The issue was that the CL checked the `dtype` attribute of the input logits, but the logits might be a list or anything else convertible to a tensor. Now the logits are explicitly converted to a tensor first.
END_PUBLIC

PiperOrigin-RevId: 426035926
Change-Id: I5df63cebe034060ed569f29544b5caf48dafe77c
diff --git a/tensorflow/python/kernel_tests/nn_ops/ctc_loss_op_test.py b/tensorflow/python/kernel_tests/nn_ops/ctc_loss_op_test.py
index 650bc95..b1fb7bf 100644
--- a/tensorflow/python/kernel_tests/nn_ops/ctc_loss_op_test.py
+++ b/tensorflow/python/kernel_tests/nn_ops/ctc_loss_op_test.py
@@ -936,18 +936,20 @@
           [[1.0, 2.0], [5.0, 8.0], [14.0, 20.0]], out)
 
 
-def _ctc_loss_v3(labels, logits, label_length, logit_length, use_gpu):
+def _ctc_loss_v3(labels, logits, label_length, logit_length, use_gpu,
+                 sparse=True):
   with test_util.device(use_gpu=use_gpu):
-    sparse_labels = ctc_ops.dense_labels_to_sparse(labels, label_length)
+    if sparse:
+      labels = ctc_ops.dense_labels_to_sparse(labels, label_length)
     with backprop.GradientTape() as t:
       t.watch(logits)
       ref_loss = ctc_ops.ctc_loss_v3(
-          labels=sparse_labels,
+          labels=labels,
           logits=logits,
           label_length=label_length,
           logit_length=logit_length,
           blank_index=0)
-    ref_grad = t.gradient(ref_loss, [logits])
+    ref_grad = t.gradient(ref_loss, logits)
     return ref_loss, ref_grad
 
 
@@ -1000,6 +1002,78 @@
     self.assertAllClose(loss, ref_loss, atol=1e-6)
     self.assertAllClose(grad, ref_grad, atol=2e-6)
 
+  @parameterized.parameters([False, True])

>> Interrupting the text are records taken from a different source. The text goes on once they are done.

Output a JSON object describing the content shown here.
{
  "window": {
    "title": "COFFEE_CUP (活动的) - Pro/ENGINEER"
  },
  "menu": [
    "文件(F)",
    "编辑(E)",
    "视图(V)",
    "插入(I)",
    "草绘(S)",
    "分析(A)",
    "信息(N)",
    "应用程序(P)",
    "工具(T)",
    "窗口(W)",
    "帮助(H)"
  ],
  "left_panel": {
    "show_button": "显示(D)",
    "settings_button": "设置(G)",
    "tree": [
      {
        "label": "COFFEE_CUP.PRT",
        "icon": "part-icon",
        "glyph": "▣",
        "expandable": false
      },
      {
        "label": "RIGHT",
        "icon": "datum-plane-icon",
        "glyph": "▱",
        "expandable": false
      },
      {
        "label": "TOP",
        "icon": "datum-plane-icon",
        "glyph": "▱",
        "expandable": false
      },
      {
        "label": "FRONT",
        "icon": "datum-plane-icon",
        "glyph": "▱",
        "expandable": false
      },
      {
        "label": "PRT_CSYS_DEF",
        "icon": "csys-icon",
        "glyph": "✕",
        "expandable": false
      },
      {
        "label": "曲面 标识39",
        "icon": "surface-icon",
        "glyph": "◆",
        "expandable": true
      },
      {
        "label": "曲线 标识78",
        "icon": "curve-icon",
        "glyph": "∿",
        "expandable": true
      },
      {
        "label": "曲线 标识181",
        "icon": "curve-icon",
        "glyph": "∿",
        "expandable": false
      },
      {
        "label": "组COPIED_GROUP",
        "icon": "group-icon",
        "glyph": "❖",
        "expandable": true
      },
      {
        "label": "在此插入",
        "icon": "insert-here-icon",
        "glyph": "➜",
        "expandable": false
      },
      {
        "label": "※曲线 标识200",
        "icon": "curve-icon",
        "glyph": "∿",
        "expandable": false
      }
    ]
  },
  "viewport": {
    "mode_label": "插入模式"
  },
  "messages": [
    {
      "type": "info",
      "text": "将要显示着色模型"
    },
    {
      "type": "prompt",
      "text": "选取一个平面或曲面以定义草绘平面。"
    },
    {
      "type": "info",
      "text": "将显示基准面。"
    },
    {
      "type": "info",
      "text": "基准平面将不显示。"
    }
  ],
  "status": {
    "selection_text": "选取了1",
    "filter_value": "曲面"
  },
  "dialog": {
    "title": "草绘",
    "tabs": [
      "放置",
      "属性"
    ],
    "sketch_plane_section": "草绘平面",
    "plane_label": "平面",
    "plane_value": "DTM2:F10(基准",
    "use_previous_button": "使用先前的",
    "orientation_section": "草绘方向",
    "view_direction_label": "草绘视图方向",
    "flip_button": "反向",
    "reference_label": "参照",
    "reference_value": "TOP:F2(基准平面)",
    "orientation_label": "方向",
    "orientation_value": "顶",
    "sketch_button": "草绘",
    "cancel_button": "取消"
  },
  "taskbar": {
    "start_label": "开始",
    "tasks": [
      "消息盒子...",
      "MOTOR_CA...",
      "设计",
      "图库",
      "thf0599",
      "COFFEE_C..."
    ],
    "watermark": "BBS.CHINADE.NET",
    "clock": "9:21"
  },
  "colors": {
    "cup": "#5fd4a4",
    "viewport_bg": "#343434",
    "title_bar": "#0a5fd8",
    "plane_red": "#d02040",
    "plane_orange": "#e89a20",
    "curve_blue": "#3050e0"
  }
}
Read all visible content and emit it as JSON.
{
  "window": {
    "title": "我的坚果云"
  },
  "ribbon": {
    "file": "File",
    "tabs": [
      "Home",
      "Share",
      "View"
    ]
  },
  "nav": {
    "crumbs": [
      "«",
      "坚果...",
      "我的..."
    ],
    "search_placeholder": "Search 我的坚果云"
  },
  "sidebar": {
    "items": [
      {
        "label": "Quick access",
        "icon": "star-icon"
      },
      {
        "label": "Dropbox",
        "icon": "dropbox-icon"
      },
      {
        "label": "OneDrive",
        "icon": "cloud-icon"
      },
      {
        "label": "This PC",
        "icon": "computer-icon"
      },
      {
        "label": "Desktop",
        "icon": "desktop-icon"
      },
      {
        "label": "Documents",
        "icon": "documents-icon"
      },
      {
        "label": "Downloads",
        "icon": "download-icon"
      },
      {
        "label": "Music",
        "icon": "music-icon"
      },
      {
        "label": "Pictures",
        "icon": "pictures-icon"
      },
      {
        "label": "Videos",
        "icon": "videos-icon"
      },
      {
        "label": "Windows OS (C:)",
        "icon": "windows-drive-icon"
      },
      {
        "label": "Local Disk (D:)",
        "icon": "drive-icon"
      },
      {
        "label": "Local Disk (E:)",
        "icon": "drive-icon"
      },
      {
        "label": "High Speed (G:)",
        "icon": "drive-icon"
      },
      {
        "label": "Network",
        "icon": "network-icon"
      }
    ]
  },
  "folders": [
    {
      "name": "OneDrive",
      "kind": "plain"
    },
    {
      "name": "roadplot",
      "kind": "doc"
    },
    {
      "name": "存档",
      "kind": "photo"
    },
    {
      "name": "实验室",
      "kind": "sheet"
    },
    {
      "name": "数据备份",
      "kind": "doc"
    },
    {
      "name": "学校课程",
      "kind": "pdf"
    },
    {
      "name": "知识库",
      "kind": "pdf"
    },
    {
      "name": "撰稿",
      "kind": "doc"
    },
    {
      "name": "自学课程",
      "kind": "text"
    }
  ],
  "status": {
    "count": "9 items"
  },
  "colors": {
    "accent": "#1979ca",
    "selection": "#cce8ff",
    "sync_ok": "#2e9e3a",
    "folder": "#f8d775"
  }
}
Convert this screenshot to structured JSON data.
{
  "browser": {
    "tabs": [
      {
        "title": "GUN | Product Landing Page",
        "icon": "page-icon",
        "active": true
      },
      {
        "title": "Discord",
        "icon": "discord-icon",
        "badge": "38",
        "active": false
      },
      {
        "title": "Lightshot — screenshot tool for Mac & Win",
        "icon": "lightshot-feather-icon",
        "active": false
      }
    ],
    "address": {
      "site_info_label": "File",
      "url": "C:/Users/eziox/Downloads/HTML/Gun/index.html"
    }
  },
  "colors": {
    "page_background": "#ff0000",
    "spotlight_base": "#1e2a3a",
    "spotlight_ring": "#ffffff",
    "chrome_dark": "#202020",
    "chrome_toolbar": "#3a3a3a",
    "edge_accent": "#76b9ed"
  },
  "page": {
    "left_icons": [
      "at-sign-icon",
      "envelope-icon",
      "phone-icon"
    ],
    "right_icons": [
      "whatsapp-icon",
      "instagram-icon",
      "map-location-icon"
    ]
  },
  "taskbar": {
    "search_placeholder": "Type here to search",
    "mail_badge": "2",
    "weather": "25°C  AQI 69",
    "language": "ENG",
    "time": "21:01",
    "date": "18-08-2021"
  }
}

+  def testCtcLossFp16(self, sparse_labels):
+    batch_size = 8
+    num_labels = 6
+    max_label_length = 5
+    num_frames = 12
+
+    labels = np.random.randint(1, num_labels, [batch_size, max_label_length])
+    labels = ops.convert_to_tensor(labels, dtypes.int64)
+    fp16_logits = np.random.uniform(size=[num_frames, batch_size, num_labels])
+    fp16_logits = ops.convert_to_tensor(fp16_logits, dtypes.float16)
+    label_length = np.random.randint(2, max_label_length, [batch_size])
+    label_length = ops.convert_to_tensor(label_length, dtypes.int64)
+
+    label_mask = array_ops.sequence_mask(
+        label_length, maxlen=max_label_length, dtype=label_length.dtype)
+    labels *= label_mask
+    logit_length = [num_frames] * batch_size
+
+    fp16_loss, fp16_grad = _ctc_loss_v3(
+        labels, fp16_logits, label_length, logit_length, use_gpu=True,
+        sparse=sparse_labels)
+    fp32_loss, fp32_grad = _ctc_loss_v3(
+        labels, math_ops.cast(fp16_logits, dtypes.float32), label_length,
+        logit_length, use_gpu=True, sparse=sparse_labels)
+
+    self.assertEqual(fp16_loss.dtype, dtypes.float16)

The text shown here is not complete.